Because Bird Box is a pretty great--if pants-wettingly terrifying--experience. Malerman takes full advantage of the concept that what you imagine in your head is much more frightening than what you can actually see. The book never reveals what it is that's so terrible the very sight of it drives people insane, but knowing that it's there, watching silently and ominously as you blindly stumble about like a newborn idiot, inspires an even deeper kind of fear.

It's fascinating to see how the survivors have adapted to a world they cannot look at. None of them have seen the outside world in months, so they have to resort to using dogs to navigate the streets like blind people (visually impaired?) and installing a bird box by the door to warn them of any danger. As the group takes in new survivors, the dynamics change in new and unsettling ways, leading one to question where the true danger lies--out in the open where the mysterious monsters roam free? Or is it inside the house, where the tenuous trust that binds a group together begins to fray?

In the beginning, Malorie, pregnant and alone, is portrayed as someone who could only depend on other people to survive, watching as other people took risks and took charge. Her character undergoes a remarkable series of changes under the most extraordinary circumstances--the birthing scene is particularly hair-raising, and entirely worth the price of admission (it was at this particular point where I put the book down and took to Twitter, where I spiraled between "BIRD BOX IS SO GREAT WHAT A THRILL" and "THIS BOOK IS WREAKING HAVOC ON MY ANXIETY LEVELS SEND HELP"). Malorie's treatment of her children as she trains them not to open their eyes and forces them to develop almost superhuman hearing, is harsh but admirable. She's done being a victim, and she's going to make sure her children can survive in this terrifying new world.
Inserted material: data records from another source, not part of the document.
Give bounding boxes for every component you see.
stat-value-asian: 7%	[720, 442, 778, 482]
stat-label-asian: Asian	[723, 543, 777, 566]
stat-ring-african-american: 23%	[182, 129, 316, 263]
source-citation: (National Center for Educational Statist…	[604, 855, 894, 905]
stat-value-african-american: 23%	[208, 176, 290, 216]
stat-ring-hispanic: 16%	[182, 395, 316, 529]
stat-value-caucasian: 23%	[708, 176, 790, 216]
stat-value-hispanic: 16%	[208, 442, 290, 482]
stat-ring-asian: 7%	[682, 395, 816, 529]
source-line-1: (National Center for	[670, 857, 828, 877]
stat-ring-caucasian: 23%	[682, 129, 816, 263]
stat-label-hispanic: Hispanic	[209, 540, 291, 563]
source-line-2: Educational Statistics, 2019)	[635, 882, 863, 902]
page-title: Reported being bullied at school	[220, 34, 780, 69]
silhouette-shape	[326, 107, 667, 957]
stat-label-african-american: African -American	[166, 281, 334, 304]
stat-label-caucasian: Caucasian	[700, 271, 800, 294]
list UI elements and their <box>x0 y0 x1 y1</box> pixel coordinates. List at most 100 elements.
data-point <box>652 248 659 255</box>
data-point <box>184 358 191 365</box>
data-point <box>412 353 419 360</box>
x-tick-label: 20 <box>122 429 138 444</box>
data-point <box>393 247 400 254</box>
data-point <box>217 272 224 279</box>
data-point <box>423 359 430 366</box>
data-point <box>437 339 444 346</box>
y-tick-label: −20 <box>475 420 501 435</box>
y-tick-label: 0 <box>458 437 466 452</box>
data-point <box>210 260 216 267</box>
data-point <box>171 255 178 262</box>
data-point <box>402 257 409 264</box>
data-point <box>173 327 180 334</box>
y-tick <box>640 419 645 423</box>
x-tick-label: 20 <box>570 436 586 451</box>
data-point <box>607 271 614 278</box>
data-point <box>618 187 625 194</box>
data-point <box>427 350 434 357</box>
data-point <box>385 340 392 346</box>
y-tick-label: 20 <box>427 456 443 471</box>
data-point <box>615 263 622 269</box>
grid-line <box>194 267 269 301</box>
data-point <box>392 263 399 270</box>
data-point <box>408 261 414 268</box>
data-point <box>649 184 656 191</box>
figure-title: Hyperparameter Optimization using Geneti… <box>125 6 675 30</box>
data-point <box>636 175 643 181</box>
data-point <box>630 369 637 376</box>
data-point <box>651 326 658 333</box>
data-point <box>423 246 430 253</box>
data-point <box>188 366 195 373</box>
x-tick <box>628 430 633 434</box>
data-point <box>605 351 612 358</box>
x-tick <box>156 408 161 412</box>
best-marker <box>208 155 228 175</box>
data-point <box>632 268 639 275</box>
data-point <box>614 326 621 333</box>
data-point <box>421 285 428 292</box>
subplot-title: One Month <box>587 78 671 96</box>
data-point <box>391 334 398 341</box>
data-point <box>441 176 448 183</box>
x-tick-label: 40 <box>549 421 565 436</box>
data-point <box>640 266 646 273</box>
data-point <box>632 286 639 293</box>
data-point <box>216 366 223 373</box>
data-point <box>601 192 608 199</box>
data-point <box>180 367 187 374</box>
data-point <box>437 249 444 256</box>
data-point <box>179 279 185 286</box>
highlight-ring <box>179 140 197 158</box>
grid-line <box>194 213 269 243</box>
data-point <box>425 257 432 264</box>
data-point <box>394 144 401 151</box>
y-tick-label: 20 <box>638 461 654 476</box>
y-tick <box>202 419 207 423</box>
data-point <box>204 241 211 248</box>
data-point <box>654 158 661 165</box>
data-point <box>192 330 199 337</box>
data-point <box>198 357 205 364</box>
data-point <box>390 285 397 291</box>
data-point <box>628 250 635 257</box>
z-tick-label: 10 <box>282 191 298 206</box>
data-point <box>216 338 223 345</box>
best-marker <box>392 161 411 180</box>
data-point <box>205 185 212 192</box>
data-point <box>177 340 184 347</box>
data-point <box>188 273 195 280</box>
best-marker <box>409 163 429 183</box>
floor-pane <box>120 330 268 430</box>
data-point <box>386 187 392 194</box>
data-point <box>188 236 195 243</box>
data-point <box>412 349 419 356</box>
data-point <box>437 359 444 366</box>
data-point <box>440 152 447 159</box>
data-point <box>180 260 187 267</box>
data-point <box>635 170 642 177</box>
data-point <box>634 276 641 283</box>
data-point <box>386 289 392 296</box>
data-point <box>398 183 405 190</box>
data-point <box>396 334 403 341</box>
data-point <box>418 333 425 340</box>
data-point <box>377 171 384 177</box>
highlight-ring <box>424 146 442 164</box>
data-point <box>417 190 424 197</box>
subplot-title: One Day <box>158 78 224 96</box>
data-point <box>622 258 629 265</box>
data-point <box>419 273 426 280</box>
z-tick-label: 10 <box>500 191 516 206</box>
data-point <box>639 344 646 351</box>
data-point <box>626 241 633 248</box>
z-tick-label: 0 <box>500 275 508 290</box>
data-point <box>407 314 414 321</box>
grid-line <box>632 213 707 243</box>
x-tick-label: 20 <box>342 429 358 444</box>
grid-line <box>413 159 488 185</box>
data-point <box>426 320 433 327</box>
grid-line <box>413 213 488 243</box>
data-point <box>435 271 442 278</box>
The narrative descends into the minds of its characters, putting you right in the world's most claustrophobic driver's seat and instilling you with a crippling dose of paranoia. This almost telepathic point of view excellently sets the uncomfortably cramped atmosphere and kind of makes you want to  put it down every now and then to compose yourself. I tensed up so many times when I was reading this book I'm surprised my head didn't permanently vanish into my shoulders. 

Want to witness the steady degradation of the survivors' mental states as they turn on each other in paranoid mistrust? Interested in joining Malorie and her children as they venture out into the world, blind and defenseless? Prefer to vacillate between the terror of darkness behind closed eyes or the terror that awaits you when you open them? 

Whichever you choose, Bird Box has it all in the form of one incredible and intensely harrowing ride.